Colette Y. Machado, Chair, Trustee Moloka‘i and Lāna‘iAloha is thriving on the East Coast. In early June, I traveled to Washington, D.C. along with several of my colleagues, to celebrate Kamehameha at a lei draping ceremony in the U.S. Capitol Visitor Center. Many may not realize that Kamehameha is one of Hawai‘i’s two statues in the National Statuary Hall Collection (the other is Saint Damien). This event is organized by many community members including Native Hawaiians and others from Hawai‘i who now call the East Coast home. This trip was also a vital opportunity to strengthen our relationships with Congressional and federal leaders, as well as with leaders from Indian Country. It was a truly humbling trip and a great opportunity to reconnect with longtime friends.
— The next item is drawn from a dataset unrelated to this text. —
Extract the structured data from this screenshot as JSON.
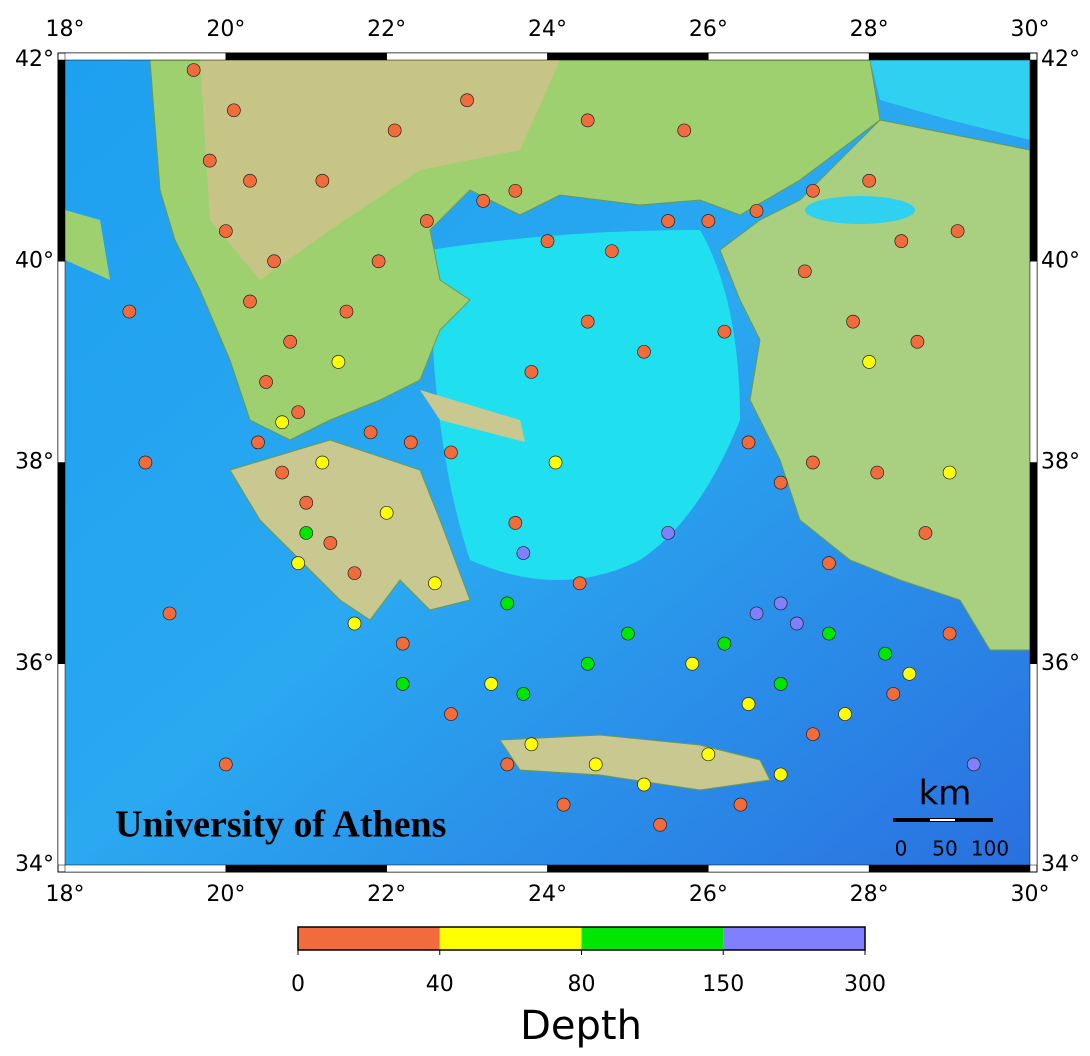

I had the chance to share my mana‘o with the lei draping audience. To start, I gave a history of the Kamehameha statue’s selection as part of the National Statuary Hall Collection, as recounted to me by Senator Inouye when I was his Moloka‘i field representative. Over my years of participating in the Washington, D.C. lei draping, I had also learned other facts from various Congressional and community leaders, including Senator Akaka, who was instrumental in the relocation of Kamehameha’s statue to a place of prominence in the U.S. Capitol Visitor Center.

Photo: Colette Machado at Lei Draping Ceremony
Chair Machado shares mana‘o with Washington, D.C. – Photo: Courtesy

One thing that Senator Akaka would note about Kamehameha’s statue’s location was its historical and prolific importance. Previously, Kamehameha’s statute was in Statuary Hall, just a short distance from the floor of the U.S. House of Representatives. He felt that there was mana in Kamehameha being so close to the Members of Congress, and hoped that his presence served as a constant reminder to Congress of their unmet responsibilities to the Native Hawaiian people.

Our Hawai‘i delegation and our close allies in Congress have been successful in protecting federal resources for Native Hawaiians through hard work and with the strong support of grassroots community efforts. Yet, these legislative accomplishments have not been without its difficulties. Native Hawaiian programs and funding face constant challenges from opponents. Continued unity is going to be vital under political uncertainly. This mana‘o I stressed to all of the attendees, which in addition to Congressional offices, also included state and local elected officials and leaders from community organizations who also travelled from Hawai‘i

I return to Hawai‘i refreshed and renewed for the work ahead of us.